If you’ve ever found meatloaf to be boring, try this hearty Paleo version. It’s studded with colorful peppers and onions for lots of textural contrast.
Start with a base of lean, grass-fed ground beef. Too much fat content will result in a soggy, greasy final product—so be sure to find ground beef with as much lean meat as possible.
Prepping this meatloaf couldn’t be any easier. All you have to do is chop or mince red onions, garlic, bell pepper, cilantro, and parsley. Mix it up with the lean beef, crack in three eggs, a bit of flaxseed oil, and season with cumin and black pepper.

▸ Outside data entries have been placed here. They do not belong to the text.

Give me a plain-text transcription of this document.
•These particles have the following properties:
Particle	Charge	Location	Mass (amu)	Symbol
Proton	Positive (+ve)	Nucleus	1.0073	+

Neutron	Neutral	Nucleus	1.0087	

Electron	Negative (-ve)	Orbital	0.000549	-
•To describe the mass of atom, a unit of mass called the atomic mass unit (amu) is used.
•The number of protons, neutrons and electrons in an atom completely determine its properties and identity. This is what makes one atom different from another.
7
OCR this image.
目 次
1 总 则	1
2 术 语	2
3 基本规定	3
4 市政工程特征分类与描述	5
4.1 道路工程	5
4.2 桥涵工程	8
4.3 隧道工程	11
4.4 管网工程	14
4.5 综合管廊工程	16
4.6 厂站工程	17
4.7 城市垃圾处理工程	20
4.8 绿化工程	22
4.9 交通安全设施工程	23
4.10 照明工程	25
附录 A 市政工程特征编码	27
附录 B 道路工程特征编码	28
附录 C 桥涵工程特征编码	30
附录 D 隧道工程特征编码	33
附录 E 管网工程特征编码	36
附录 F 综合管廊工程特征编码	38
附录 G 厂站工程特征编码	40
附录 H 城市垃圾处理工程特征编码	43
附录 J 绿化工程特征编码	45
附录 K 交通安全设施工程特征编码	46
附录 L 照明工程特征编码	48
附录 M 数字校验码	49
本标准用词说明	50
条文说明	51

Be sure to mix until just combined—don't over-mix here!
If the meatloaf seems a little loose, you can add a bit of almond flour to help bind the ingredients together.
Roast the meatloaf in a 400°F oven for 45 minutes, or until a meat thermometer hits 160°F.
Tempting though it might be, let the meatloaf rest 10 minutes before slicing into it. This gives it enough time for the juices to redistribute.
Serve with a side of sautéed spinach and mushrooms, and you’ve got a complete Paleo meal!
Tip: If you don’t have a loaf pan, you can also make this right on a baking sheet. Just use your hands to form the meat into a loaf on a foil-lined pan. You might even prefer to go this route, since you won’t get any trapped steam. Give it a try!